My only early gripe (that I knew going in to things) was giving up the
YES Network and all of my Yankee games.
I spent $20 for a season long MLB Radio subscription. We then also added a $10/mo local channels
subscription to our Comcast service so we could watch network shows when they
aired in the fall and to watch our local news.
In total I had now spent $360 on additional equipment and subscription
and an extra $10/mo to enjoy a portion of my previous TV entertainment…..roughly
half of my initial anticipated annual savings.
Still, in the long run I was excited at the future savings as I settled
into the streaming life.
Early on things were
going along better than anticipated.
Between my Amazon Prime, Netflix and Hulu subscriptions my twin 4 year
olds programming needs were exceeded and they are the toughest customers in the
house. It was also early on that the one
(literal) glitch began to present itself…Sling.

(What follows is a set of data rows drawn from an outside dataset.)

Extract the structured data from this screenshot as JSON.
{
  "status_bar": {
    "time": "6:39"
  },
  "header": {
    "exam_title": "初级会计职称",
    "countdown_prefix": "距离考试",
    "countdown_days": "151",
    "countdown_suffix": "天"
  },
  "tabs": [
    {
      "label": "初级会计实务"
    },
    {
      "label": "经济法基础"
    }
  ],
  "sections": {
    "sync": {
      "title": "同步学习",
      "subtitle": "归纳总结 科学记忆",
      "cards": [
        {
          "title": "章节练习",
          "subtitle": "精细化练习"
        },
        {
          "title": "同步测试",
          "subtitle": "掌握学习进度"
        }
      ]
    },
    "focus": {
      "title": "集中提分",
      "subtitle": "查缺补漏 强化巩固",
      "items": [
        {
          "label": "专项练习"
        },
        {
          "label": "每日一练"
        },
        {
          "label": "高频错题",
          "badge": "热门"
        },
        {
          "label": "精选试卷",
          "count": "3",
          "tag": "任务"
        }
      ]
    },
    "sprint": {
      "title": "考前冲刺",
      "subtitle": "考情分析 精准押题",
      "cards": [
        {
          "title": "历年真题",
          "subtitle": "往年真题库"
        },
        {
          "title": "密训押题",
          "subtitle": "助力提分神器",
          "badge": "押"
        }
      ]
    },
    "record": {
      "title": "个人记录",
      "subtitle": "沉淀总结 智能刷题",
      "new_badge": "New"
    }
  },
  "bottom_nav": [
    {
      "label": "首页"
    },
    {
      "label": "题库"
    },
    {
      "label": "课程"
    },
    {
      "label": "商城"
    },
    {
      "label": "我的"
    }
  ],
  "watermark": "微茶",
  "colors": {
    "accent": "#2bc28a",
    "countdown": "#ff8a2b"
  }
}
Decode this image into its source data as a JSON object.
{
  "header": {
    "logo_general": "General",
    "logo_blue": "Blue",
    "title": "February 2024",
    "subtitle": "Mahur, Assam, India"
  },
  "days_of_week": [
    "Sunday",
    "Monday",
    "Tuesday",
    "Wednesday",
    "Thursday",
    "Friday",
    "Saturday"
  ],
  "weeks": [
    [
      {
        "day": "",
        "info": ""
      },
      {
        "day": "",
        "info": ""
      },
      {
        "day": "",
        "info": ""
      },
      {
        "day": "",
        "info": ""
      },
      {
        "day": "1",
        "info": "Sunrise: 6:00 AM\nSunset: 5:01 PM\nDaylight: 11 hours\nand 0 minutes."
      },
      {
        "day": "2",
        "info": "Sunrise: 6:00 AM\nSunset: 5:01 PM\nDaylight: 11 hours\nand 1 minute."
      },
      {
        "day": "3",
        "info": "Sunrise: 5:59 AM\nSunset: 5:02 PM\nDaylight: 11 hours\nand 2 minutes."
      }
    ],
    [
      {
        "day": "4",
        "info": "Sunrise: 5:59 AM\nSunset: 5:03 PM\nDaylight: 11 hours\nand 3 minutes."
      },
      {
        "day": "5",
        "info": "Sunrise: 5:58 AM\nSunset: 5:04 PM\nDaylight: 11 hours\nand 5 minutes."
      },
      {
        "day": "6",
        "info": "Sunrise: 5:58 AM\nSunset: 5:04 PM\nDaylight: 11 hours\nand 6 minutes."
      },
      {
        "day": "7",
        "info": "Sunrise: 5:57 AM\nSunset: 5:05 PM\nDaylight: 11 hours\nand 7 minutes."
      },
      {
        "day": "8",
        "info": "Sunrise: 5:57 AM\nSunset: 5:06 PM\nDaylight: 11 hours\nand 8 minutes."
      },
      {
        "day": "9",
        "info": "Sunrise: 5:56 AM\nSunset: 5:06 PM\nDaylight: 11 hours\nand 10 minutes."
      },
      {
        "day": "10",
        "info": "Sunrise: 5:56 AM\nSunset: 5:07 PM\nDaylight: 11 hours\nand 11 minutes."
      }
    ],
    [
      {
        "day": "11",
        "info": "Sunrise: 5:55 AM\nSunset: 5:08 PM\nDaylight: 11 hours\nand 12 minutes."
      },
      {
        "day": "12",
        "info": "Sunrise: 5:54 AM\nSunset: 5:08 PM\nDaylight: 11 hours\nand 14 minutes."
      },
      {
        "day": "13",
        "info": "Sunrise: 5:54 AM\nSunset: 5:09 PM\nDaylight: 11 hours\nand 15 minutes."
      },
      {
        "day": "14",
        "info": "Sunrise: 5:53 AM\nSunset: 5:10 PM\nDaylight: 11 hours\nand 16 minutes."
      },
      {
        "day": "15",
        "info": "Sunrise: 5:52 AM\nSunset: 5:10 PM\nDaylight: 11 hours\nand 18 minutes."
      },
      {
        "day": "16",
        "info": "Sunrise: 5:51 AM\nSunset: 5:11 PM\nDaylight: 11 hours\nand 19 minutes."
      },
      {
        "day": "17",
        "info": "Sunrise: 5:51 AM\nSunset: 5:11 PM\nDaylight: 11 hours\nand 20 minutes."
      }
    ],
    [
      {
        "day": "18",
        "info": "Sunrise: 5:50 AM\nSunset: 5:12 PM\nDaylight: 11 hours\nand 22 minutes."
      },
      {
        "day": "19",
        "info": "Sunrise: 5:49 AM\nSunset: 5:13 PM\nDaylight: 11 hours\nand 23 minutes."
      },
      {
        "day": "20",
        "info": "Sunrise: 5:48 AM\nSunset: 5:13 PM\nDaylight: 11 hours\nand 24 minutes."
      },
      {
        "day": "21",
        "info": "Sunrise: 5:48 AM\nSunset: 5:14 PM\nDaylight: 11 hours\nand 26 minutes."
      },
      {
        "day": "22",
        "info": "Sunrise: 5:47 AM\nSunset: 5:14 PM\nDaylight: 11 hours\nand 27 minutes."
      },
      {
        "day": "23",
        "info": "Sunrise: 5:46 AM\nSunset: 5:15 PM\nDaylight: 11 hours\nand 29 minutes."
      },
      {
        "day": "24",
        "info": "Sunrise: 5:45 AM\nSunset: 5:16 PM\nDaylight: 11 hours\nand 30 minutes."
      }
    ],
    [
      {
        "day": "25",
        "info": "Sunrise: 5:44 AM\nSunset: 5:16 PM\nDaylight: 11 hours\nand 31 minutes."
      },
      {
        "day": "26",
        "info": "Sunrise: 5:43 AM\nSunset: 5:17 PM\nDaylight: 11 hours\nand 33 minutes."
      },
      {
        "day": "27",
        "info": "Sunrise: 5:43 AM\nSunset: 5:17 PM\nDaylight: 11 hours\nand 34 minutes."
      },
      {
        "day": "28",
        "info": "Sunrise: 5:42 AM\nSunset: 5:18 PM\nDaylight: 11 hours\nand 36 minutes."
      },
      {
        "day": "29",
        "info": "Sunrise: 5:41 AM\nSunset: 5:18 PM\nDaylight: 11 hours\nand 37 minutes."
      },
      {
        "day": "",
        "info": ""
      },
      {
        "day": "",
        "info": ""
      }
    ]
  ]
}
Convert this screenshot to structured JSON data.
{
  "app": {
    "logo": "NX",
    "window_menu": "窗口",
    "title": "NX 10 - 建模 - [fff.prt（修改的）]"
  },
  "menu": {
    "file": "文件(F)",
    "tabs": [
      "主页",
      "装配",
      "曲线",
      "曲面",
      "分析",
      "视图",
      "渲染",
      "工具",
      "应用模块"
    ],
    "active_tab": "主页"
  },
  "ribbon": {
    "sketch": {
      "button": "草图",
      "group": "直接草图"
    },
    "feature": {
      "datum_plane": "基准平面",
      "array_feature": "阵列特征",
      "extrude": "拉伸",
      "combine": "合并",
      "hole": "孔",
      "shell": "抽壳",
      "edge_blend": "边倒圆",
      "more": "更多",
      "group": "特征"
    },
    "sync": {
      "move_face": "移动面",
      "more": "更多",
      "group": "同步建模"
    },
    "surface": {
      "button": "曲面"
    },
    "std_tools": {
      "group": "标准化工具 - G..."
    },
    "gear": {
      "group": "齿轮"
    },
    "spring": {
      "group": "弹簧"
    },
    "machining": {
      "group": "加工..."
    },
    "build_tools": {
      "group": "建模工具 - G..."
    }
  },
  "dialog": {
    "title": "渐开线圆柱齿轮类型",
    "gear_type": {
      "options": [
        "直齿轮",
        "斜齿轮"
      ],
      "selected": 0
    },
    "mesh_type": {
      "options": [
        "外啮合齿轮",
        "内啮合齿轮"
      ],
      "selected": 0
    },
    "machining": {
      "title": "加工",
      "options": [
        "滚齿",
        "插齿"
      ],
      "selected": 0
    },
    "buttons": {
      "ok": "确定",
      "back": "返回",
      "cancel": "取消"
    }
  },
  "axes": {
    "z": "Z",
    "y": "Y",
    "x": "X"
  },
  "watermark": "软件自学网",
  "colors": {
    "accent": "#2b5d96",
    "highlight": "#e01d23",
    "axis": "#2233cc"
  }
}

Sling TV was the service that clinched my decision to move to streaming
and ultimately it is the reason I am returning to a traditional TV service. This service is a terrific concept that just
isn’t ready for my business yet. When it
works, it’s great. Picture quality is in
perfect HD and the channels I got for $25 suited my needs just fine….when it
worked. This is a very glitchy service
and the issue was not on my end as we run HBO.GO, Amazon Prime, WWE Network, Crackle,
Netflix and Hulu with almost zero interruption.
When you’re marketing a live TV service, freezing picture, buffering and
having to stare at a blank screen with a yellow spinning disc is a big
issue. We continued along with the
service but as summer drew to a close and the fall programming began to return
we immediately began to realize the value we had before vs. the economy plan we
went for.
My wife and I defer
to the boys for programming up to their bed times and when we have that bit of
quiet and can unwind with a show it’s actually a big deal for us. We sat down to watch the season premiere of
The Goldbergs last week and in the first scene of the show one of the twins
started yelling down to us for potty help.
Happens all the time….only now there is no pause button….we aren’t
recording the show to start watching after they settle in. One of us (me) had to leave the room and miss
the show right up to the first commercial break.
What my wife said next was the death blow to
the cord cutting project…..”ya know, Blacklist and Walking Dead are back soon…..this
is going to happen again”.
Is TV THAT
big of a deal? No. I’ll say this though….when
you’ve been married a dozen years, you’ve been parenting for a decade, you
never go anywhere or have any friends to hang out with, that hour or so to sit
down with another adult, watch a show you both enjoy to help you unwind from
your day is a pretty valuable experience and worth a few more bucks to enhance it.
When it’s all said and done regaining the ability to pause and record TV
with a terabyte of storage to watch when you’re able, to get all my Yankees
games back and as a perk get Sunday Ticket Max for the season and the premium
channels for 3 months is well worth every penny of the special intro rate of a $62/mo bill for
the first year.
Next October when that bill becomes $109 I will have to read this to
remind myself that while I don’t like paying so much to watch TV, that’s not
what I’m paying for.
Cord cutting and
cafeteria TV subscriptions are the future…..I’m just not there yet.